From afar it was an island – Novo Projecto de João Fiadeiro/2018

Conceito e Direcção João Fiadeiro Co-direção Carolina Campos Performers e co-criadores Adaline Anobile, Carolina Campos, Iván Haidar, Julián Pacomio, Nuno Lucas Conceção Visual Nadia Lauro Espaço Sonoro Jonathan Saldanha Desenho de Luz e Direcção Técnica Leticia Skryck  Dramaturgia Leonardo Mouramateus.
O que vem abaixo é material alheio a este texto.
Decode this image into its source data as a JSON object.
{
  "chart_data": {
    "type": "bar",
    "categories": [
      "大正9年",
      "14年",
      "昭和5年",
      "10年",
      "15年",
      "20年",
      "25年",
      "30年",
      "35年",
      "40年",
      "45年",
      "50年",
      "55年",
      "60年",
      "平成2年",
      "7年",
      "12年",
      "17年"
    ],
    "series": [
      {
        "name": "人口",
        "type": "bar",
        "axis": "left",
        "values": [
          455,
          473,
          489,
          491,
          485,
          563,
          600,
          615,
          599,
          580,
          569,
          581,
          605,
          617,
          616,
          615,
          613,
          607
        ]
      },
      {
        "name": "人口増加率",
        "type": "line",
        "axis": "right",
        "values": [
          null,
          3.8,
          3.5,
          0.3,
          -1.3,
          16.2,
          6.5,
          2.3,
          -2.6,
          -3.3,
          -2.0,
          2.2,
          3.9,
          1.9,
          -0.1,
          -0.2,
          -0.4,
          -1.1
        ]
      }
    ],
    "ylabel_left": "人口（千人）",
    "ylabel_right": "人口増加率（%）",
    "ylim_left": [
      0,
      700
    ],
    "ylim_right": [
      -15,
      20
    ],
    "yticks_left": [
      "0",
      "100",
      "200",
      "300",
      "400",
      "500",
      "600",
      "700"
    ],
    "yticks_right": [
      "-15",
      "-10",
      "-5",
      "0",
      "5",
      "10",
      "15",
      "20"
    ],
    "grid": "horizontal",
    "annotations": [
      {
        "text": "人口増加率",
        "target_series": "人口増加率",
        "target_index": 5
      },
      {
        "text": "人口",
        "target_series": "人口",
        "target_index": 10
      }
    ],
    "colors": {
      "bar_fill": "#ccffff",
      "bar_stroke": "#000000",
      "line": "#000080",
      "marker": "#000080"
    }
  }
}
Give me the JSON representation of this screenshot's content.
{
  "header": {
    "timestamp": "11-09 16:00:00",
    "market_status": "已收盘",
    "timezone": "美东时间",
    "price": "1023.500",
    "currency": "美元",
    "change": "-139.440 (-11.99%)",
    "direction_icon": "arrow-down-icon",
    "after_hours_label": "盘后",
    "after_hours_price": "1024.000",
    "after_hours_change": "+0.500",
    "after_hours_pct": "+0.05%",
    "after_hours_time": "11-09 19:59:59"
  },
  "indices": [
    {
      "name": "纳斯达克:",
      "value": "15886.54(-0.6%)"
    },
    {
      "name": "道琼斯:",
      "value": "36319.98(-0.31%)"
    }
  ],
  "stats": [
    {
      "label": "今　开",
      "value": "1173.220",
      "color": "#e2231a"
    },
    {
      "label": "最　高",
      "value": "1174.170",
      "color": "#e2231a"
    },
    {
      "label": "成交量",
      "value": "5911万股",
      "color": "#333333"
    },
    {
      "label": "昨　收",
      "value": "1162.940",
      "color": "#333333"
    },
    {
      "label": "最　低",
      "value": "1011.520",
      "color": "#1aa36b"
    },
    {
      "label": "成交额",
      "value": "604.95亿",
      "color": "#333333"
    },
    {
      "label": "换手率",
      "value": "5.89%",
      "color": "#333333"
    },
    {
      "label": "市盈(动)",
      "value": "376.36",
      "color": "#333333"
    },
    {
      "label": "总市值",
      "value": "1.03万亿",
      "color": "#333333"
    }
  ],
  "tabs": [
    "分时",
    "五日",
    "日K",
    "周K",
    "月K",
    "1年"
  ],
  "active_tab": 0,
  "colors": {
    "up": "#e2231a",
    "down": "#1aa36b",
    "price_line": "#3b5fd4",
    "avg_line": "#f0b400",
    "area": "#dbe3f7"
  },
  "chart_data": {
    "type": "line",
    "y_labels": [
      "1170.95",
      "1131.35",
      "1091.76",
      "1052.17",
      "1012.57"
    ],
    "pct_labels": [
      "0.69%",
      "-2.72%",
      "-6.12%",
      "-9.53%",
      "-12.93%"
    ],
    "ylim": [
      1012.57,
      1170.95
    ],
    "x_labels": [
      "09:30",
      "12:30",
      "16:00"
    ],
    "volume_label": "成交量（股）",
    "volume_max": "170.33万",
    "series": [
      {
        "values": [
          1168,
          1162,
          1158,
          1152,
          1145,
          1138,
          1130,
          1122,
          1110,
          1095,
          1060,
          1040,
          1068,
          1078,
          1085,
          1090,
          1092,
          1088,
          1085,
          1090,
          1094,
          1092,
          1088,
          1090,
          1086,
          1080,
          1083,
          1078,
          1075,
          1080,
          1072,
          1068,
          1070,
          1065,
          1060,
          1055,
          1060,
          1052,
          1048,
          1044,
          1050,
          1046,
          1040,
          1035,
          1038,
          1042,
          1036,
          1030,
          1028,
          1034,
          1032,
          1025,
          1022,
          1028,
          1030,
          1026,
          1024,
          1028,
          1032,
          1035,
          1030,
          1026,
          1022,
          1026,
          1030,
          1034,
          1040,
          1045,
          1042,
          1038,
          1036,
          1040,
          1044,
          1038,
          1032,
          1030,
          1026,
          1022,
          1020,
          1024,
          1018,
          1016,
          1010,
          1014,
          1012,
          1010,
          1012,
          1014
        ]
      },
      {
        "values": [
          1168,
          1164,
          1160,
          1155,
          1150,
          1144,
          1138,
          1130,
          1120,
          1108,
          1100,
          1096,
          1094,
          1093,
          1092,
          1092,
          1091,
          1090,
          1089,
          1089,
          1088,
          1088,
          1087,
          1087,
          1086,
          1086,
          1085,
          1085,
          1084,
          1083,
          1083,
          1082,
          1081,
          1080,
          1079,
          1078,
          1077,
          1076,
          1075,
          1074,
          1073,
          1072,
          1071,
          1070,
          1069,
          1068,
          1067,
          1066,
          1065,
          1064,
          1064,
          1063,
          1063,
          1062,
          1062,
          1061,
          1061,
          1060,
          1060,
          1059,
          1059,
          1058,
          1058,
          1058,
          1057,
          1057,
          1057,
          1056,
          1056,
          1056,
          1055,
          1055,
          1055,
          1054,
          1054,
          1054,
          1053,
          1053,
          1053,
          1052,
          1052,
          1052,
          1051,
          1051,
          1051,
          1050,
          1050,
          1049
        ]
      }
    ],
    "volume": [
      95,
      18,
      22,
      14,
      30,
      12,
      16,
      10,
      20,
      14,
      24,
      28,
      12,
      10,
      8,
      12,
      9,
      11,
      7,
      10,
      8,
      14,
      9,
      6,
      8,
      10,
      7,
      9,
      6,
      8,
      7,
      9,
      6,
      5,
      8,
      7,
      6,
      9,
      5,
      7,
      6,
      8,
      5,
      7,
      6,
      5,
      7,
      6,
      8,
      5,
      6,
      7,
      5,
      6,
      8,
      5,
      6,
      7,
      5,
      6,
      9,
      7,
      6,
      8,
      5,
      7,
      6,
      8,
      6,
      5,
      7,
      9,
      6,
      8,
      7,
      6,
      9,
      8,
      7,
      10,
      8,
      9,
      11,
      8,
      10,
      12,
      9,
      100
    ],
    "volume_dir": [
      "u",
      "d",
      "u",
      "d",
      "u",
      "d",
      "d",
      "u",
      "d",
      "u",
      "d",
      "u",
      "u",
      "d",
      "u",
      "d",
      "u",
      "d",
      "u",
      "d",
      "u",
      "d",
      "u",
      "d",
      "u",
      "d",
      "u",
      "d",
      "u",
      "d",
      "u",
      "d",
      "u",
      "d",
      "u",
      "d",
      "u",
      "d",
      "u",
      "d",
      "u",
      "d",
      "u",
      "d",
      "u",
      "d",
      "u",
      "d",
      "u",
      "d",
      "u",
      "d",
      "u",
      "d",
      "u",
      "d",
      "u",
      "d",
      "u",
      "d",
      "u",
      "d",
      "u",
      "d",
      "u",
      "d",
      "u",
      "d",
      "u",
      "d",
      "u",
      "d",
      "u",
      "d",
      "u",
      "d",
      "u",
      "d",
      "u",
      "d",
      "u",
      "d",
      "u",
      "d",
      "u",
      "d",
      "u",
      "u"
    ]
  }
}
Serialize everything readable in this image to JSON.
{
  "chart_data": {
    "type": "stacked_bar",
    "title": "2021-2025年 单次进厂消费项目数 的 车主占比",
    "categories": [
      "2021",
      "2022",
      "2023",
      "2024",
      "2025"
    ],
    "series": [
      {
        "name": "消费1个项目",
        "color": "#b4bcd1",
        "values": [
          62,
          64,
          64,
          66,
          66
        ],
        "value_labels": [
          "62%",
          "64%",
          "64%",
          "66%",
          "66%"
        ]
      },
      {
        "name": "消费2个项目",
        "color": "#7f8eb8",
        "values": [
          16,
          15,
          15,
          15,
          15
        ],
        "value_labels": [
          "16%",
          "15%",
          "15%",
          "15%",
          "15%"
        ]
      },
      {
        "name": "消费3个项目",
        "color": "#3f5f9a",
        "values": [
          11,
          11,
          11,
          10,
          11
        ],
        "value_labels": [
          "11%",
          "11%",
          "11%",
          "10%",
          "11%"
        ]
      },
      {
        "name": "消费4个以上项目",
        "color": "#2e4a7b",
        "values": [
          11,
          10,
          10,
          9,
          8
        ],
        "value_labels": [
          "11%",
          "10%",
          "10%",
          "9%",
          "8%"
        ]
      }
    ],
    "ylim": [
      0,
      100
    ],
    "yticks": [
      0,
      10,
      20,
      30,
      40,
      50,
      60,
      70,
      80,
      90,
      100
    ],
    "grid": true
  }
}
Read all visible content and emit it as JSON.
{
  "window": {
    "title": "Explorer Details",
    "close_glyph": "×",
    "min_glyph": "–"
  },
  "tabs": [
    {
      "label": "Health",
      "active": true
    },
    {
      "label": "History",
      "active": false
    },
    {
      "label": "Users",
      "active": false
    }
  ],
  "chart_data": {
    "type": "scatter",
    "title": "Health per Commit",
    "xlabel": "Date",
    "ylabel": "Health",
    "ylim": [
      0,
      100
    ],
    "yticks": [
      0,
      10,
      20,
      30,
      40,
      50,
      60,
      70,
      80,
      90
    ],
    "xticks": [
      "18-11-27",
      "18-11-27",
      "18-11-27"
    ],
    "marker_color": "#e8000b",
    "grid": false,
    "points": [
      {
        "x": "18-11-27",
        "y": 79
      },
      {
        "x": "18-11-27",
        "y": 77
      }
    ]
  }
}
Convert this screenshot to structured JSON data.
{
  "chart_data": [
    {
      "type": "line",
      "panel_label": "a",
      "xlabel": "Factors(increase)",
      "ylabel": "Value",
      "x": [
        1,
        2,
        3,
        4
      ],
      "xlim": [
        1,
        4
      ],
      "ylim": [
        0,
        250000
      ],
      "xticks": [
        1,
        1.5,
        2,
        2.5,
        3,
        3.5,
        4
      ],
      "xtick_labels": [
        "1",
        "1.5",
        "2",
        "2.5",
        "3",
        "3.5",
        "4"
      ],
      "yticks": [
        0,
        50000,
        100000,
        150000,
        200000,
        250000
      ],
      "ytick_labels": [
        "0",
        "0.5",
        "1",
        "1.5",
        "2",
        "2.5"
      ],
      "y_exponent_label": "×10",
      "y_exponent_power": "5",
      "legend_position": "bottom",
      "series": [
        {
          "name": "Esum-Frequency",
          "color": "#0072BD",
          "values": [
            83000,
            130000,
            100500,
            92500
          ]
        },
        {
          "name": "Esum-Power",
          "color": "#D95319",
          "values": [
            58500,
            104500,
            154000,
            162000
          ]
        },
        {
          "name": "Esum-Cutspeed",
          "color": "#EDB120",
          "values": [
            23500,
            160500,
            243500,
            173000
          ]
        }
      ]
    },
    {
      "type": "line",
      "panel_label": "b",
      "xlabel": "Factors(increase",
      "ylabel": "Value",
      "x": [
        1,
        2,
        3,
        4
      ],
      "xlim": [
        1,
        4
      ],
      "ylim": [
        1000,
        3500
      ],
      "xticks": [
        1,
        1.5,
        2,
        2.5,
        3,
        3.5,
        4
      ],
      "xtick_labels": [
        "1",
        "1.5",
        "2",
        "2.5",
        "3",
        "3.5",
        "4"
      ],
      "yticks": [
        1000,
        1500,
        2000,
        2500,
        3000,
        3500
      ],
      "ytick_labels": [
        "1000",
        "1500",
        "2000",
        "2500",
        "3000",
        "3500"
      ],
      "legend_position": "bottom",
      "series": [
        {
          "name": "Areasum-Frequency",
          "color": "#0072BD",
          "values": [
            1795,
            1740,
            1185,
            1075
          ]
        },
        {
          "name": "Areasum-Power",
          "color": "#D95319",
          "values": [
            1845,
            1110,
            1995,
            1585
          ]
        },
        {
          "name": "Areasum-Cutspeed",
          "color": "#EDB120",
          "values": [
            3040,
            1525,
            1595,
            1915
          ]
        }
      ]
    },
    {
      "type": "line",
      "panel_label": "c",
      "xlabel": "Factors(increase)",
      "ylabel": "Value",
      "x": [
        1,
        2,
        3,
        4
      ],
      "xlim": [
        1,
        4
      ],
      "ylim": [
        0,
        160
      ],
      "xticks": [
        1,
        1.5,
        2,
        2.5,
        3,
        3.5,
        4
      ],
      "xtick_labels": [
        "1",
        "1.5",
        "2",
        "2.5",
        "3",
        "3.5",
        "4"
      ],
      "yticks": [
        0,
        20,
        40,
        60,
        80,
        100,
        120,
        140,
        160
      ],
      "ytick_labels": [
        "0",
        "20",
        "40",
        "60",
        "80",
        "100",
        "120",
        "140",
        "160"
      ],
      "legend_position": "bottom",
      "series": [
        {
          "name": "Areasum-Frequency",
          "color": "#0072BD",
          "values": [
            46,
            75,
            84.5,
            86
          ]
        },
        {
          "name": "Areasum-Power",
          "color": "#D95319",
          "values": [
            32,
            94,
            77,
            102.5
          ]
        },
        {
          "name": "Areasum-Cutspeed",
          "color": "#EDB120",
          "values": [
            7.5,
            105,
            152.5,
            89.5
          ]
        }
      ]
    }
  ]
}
Encomenda Alkantara Festival 2018 

Co-produção Alkantara /Teatro D. Maria II (Lisboa), Festival DDD (Porto, Matosinhos e Gaia), Teatro Viriato (Viseu), Teatro Avenida (Castelo Branco), Centre National de la Danse (Paris)

Produção Executiva RE.AL

Difusão Something Great

Residências Artísticas Atelier Real, Espaço Alkantara e Armazem 22

Projeto financiado por República Portuguesa – Cultura / DGArtes – Direção-Geral das Artes

Apoio Câmara Municipal de Lisboa / Polo Cultural Gaivotas | Boavista

Datas 2018

3 de Maio _ Gaia, PT

19 de Maio _ Viseu, PT

26 de Maio _ Coimbra, PT

6, 7 e 8 de Junho _ Lisboa, PT

15 de Setembro _ Vitória, País Basco, ES

29 de Setembro _ Castelo Branco, PT

_ mais datas e locais a anunciar brevemente

From afar it was an island (De longe era uma ilha) é o título de um livro para crianças do designer italiano Bruno Munari. No livro, Munari fotografa um conjunto de pedras e rochas que foi encontrando no sul da Itália, organizando-as de forma a ilustrar alguns dos princípios e premissas que sustentam a sua prática e pensamento. Entre elas, a constatação simples de que a percepção está intimamente ligada ao contexto e à relação, bastando uma pequena mudança de perspectivava ou escala para uma linha se transformar numa estrada, uma poeira num planeta, uma pedra numa ilha. Dramaturgicamente o nosso trabalho não se apoia no livro de forma direta, mas aquilo que procuramos em termos de qualidade de presença, duração e atenção, tem tudo a ver com estes princípios e jogos de percepção que o livro trata.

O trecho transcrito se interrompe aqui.